Es verdad que Natanael pensaba que de Nazaret no podía salir algo bueno. Pero ya conocemos la tradicional rivalidad que suele enfrentar a los pueblos más cercanos. Puede ser que los habitantes de Caná de Galilea desconfiaran de las gentes de Nazaret.
Con todo, nos resulta sorprendente la reacción de tus vecinos cuando aquel sábado empezaste a enseñar en la sinagoga. Pero no era fácil oír cómo el sencillo carpintero que siempre habían conocido se presentaba ante ellos con una sabiduría que les resultaba desconocida
Además, decían conocer a todos tus parientes.
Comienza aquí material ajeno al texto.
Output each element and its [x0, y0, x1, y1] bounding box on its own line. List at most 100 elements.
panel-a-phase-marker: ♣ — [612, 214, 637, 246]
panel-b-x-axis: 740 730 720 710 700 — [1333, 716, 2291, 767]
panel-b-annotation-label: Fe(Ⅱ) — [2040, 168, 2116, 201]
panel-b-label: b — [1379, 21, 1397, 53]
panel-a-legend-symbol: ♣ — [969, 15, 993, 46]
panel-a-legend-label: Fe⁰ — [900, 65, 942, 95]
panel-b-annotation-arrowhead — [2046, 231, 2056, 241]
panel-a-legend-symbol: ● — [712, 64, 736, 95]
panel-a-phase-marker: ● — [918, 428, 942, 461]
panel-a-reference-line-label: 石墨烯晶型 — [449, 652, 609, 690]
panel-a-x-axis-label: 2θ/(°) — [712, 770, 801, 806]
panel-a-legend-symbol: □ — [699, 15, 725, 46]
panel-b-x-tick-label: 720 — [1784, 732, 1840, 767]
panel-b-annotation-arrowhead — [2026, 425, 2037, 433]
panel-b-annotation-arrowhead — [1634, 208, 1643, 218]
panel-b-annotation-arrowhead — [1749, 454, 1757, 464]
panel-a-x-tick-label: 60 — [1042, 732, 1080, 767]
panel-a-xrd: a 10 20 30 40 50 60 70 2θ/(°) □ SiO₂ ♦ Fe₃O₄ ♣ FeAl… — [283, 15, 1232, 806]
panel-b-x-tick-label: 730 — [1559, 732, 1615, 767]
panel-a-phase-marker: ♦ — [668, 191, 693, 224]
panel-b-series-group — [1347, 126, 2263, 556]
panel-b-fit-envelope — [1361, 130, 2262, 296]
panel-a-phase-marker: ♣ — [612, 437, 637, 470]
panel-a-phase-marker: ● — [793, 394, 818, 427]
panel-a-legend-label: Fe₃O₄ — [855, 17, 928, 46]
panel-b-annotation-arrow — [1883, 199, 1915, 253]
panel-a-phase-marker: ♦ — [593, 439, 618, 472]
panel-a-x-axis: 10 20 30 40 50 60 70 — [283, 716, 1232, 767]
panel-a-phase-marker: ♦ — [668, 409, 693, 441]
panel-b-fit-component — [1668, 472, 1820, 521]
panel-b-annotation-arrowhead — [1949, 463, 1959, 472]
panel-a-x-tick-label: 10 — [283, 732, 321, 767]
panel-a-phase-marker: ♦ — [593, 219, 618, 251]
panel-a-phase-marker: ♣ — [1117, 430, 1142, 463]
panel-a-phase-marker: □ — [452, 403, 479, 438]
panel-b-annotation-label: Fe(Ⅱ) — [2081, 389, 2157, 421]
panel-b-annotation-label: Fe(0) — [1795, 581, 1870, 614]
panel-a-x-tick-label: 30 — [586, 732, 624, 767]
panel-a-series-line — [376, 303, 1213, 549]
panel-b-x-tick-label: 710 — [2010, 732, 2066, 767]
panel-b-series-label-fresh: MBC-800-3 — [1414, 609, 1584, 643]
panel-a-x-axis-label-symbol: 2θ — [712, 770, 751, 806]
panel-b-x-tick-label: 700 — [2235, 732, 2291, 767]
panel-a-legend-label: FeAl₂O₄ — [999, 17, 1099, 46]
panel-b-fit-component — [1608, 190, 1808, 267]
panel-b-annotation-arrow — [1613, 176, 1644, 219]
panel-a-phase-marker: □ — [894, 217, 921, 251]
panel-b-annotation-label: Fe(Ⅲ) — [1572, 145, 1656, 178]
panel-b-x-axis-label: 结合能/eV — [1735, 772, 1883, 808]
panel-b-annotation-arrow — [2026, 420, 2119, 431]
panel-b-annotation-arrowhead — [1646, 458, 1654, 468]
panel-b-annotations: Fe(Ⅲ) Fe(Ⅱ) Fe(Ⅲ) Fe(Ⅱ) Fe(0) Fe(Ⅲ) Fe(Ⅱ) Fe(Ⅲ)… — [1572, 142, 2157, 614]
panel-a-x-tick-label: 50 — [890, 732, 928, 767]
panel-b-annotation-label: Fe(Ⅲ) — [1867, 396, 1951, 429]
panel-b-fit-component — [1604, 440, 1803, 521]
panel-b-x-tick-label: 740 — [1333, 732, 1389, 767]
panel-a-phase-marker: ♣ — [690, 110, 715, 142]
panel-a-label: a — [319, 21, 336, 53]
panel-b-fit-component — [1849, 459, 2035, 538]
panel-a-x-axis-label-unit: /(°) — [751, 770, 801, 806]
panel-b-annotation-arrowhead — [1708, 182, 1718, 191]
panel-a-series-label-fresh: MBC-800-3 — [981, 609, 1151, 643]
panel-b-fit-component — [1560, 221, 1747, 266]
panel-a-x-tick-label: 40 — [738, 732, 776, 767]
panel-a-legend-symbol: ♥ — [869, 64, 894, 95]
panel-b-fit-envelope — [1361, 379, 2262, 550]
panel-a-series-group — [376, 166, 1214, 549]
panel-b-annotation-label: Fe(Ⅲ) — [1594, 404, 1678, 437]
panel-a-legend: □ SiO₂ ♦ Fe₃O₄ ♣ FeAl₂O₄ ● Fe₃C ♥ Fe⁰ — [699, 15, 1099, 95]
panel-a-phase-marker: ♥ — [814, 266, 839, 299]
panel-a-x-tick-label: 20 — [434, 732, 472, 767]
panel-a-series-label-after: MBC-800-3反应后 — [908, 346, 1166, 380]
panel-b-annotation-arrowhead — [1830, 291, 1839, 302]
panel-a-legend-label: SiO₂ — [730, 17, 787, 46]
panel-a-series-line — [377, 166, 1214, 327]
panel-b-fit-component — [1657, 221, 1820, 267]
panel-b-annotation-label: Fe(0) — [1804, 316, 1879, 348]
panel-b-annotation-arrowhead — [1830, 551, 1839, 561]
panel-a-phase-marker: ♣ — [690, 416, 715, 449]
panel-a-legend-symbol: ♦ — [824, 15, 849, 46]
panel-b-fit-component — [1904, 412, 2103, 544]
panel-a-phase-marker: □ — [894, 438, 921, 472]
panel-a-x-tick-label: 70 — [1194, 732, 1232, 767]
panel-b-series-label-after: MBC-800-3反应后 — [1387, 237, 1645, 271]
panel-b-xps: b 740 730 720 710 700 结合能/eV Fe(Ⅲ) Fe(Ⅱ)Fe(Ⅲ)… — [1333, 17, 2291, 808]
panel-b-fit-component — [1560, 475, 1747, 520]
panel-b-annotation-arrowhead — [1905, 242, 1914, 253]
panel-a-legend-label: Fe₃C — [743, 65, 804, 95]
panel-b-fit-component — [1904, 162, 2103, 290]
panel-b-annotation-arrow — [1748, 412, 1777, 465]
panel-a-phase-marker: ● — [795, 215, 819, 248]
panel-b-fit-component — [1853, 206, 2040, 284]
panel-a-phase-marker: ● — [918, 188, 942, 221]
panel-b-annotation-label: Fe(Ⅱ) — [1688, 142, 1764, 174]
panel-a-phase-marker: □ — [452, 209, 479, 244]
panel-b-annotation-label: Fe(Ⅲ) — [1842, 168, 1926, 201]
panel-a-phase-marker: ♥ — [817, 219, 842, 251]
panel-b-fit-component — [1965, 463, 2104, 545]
Tu familia no podía haberte enseñado aquello que ahora tu pretendías enseñarles a ellos. No es extraño que se preguntaran unos a otros de dónde te venía el don de realizar milagros ante sus propios ojos.
No podían reconocerte como un profeta. Eras peligroso. Tal vez discutieron entre ellos y dudaron si eras un loco o un blasfemo. Es evidente que muy pronto vieron en ti esta escandalosa y peligrosa figura. ¿Cómo iban a mirarte con los ojos de la fe?
Señor Jesús, han pasado los siglos pero la situación no ha cambiado demasiado. Esta sociedad nuestra podría llegar a aceptarte como el callado artesano del poblado. Pero no está dispuesta a reconocerte como el profeta de la igualdad y la fraternidad universal.
También nosotros marcamos diferencias con todos los demás. Estamos convencidos de que nosotros tenemos toda la razón. Y solo creemos en un Dios que nos permita despreciar a los que no piensan como nosotros. Despreciarlos y perseguirlos. Ten piedad de nosotros. Amén.